- Directed by: Frank Richardson
- Written by: Brock Williams
- Produced by: Irving Asher
- Starring: William Austin Muriel Angelus Garry Marsh
- Cinematography: Basil Emmott
- Production company: Warner Brothers
- Distributed by: Warner Brothers
- Release date: December 1932;
- Running time: 54 minutes
- Country: United Kingdom
- Language: English

= Don't Be a Dummy =

1932 British film by Frank Richardson

Don't Be a Dummy is a 1932 British comedy film directed by Frank Richardson and starring William Austin, Muriel Angelus and Garry Marsh. It was written by Brock WIlliams.
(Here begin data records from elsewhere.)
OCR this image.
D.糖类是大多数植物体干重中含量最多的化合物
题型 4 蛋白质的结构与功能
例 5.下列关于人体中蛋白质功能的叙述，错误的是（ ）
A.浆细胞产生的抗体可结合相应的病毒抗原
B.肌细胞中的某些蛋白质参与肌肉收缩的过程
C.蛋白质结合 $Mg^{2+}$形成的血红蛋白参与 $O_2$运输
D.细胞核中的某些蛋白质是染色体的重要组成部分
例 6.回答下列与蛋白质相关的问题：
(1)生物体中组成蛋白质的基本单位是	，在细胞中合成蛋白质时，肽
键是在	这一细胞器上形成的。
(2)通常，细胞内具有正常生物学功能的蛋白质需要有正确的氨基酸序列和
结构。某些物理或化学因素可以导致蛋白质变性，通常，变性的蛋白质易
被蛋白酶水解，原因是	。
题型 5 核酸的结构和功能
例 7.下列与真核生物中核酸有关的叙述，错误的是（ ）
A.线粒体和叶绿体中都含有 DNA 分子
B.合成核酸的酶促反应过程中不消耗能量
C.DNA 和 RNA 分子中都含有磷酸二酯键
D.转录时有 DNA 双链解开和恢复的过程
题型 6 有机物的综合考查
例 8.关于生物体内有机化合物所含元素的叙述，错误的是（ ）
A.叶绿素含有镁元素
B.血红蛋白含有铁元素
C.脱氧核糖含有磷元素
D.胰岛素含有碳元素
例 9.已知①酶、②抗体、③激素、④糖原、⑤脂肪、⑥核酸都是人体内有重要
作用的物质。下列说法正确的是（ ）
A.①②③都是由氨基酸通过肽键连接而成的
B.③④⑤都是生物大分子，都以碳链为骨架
The film was a quota quickie made by the British subsidiary of Warner Brothers at Teddington Studios.

== Preservation status ==
The British Film Institute National Archive holds a collection of stills but no film or video materials.

==Plot==
Lord Tony Probus and his jockey Dodds are banned from the track following the suspicious underperformance of Tony's horse, which had been the favourite. The culprit behind the sabotage is Captain Fitzgerald, Tony's rival for the affections of Lady Diana Summers, who manages to completely cover his tracks. Ruined by the scandal, Tony falls into poverty and becomes a street entertainer, working as a ventriloquist with Dodds as his dummy. Their act eventually lands them a professional stage engagement. While at the theatre, Dodds overhears Fitzgerald plotting to dope Lady Diana's racehorse. He immediately alerts Tony, and the two scramble to thwart the scheme, successfully forcing Fitzgerald to confess. The truth now revealed, the Jockey Club reinstates Tony and Dodds, and Lady Diana's horse races to victory.

==Cast==
- William Austin as Lord Tony Probus
- Muriel Angelus as Lady Diana Summers
- Garry Marsh as Captain Fitzgerald
- Georgie Harris as Dodds
- Mike Johnson as tramp
- Sally Stewart as Florrie
- Catherine Watts as Connie Sylvester
- Charles Castella

== Reception ==
Kine Weekly wrote: "Comedy-Drama with a sporting background, which provides moderate light entertainment for the unsophisticated, but fails to make the most of the possibilities presented by the bright, but original, theme. The dialogue is thin and impedes the action, while the horse race scenes are somewhat loose in detail. ... The entertainment offered is simple, but its naivete defies serious criticism and it should get by as a supporting offering in the smaller halls."

Picture Show wrote: "The treatment and direction ... do not get as much from the idea as they could have done."